また、本実施形態では、グロメット58のフランジ部76に第2シール突起84が設けられ、第2シール突起84が収納ケース14の外面に密着している。このため、水素ガス等の反応ガスが、収納ケース14内から、グロメット58のフランジ部76と収納ケース14の外面との間を通って外部へ漏れ出ることを防止することができる。
なお、上述した実施形態では、ポッティング部62は、互いに異なる物性(硬度)をもつ第1ポッティング層62aと第2ポッティング層62bとを有する2層構造からなるが、単層構造によって構成されてもよい。

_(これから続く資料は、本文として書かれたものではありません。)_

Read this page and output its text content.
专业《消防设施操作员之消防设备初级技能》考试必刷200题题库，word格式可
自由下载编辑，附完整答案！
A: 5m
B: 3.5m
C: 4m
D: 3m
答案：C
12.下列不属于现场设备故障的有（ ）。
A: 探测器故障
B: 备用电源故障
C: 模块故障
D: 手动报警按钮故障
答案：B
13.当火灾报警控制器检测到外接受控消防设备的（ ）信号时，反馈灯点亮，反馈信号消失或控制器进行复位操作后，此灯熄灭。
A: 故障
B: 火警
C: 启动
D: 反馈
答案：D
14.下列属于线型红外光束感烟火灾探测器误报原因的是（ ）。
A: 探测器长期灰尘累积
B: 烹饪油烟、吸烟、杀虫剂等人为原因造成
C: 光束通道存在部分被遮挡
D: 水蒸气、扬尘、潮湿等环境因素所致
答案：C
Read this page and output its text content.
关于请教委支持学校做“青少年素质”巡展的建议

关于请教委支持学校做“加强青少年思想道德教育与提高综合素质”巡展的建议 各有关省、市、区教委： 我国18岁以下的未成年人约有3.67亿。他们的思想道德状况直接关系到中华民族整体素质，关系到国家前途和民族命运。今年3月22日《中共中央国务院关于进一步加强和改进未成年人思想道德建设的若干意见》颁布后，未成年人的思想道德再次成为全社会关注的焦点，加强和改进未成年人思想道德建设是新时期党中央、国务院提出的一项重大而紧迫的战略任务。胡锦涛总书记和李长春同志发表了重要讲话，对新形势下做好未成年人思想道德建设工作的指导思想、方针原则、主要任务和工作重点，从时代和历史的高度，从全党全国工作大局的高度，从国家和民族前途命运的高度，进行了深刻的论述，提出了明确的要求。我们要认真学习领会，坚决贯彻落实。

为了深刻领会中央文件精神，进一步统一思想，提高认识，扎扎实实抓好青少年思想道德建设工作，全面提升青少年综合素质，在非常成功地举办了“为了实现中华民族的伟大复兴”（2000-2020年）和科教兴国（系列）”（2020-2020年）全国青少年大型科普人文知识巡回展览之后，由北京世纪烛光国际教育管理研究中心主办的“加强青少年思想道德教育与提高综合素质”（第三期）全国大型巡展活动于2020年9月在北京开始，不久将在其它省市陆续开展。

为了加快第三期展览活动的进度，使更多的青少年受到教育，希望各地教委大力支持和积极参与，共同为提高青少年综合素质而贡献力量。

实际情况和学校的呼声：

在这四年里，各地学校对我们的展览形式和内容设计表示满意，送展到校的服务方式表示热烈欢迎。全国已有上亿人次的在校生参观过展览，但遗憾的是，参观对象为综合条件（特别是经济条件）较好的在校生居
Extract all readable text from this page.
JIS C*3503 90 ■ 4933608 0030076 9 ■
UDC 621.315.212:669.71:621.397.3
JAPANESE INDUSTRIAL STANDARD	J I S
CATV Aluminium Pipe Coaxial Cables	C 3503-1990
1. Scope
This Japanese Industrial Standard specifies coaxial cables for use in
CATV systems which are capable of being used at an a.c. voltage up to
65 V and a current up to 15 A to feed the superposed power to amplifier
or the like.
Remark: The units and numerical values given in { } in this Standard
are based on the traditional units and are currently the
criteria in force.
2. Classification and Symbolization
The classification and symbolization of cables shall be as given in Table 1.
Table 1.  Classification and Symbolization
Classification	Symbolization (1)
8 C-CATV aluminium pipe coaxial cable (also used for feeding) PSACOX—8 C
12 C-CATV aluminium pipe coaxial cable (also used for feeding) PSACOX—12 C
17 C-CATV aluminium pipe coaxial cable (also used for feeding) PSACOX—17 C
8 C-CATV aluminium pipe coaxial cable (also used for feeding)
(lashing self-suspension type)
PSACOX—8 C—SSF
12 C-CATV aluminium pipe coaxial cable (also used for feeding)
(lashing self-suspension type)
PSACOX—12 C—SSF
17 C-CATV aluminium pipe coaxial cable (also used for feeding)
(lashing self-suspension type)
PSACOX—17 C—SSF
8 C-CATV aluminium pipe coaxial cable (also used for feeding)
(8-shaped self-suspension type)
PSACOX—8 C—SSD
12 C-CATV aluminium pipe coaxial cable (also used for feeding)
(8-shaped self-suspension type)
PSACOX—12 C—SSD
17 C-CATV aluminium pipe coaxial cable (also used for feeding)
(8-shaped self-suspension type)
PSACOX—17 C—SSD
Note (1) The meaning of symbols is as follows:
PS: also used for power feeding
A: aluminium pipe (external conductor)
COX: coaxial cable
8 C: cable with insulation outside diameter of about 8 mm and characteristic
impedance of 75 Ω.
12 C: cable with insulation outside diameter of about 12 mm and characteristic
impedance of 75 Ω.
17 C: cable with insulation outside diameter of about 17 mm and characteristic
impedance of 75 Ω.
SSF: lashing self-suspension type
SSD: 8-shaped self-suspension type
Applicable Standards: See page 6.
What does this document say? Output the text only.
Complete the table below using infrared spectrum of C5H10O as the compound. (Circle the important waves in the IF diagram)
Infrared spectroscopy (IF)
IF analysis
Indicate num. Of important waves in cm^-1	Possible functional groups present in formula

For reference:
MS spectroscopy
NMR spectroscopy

すなわち、図9に示す変形例に係るシール部構56aのように、互いに異なる硬度をもつ複数のポッティング層を有しない単層構造からなるポッティング部62cが設けられてもよい。
本発明は上述した実施形態に限定されるものではなく、本発明の要旨を逸脱しない範囲において、種々の改変が可能である。
10…燃料電池スタック 12…発電セル
13…セル積層体 14…収納ケース
14a…開口部 16…電解質膜・電極構造体
18…第1セパレータ 20…第2セパレータ
50…セル電圧検知用端子 54…フラットケーブル
58…グロメット 62…ポッティング部
62a…第1ポッティング層 62b…第2ポッティング層
64…スリット 88a…収納凹部
94…中間層 94a…シート
94b…コーティング部

Claims (4)

  1. 電解質膜の両側に電極が設けられる電解質膜・電極構造体とセパレータとが積層された発電セルと、前記発電セルが複数積層されたセル積層体を収納する収納ケースとを備え、前記セパレータにはセル電圧検知用端子が設けられ、前記セル電圧検知用端子にはフラットケーブルが接続され、前記フラットケーブルは前記収納ケースに設けられた開口部を貫通して前記収納ケースの外部に導出されている燃料電池スタックであって、
    前記開口部には、厚み方向に貫通するスリットを有するEPDM製のグロメットが設けられており、
    前記フラットケーブルは、前記スリットに挿通されるとともに、前記グロメットに中間層を介して隣接して設けられたシリコーン製のポッティング部により密封されており、
    前記中間層は、前記グロメットと前記ポッティング部との間に設けられるとともに、液状のシリコーン製ポッティング材の硬化を阻害しない材料からなる、
    ことを特徴とする燃料電池スタック。
  2. 請求項1記載の燃料電池スタックにおいて、
    前記中間層は、硫黄、窒素化合物、有機金属塩を含まない材料からなる、
    ことを特徴とする燃料電池スタック。
  3. 請求項2記載の燃料電池スタックにおいて、
    前記中間層は、前記フラットケーブルが挿通された貫通孔が形成されたシートにより構成されている、
    ことを特徴とする燃料電池スタック。
  4. 請求項2記載の燃料電池スタックにおいて、
    前記中間層は、アクリル塗料又は接着剤からなるコーティング部により構成されている、
    ことを特徴とする燃料電池スタック。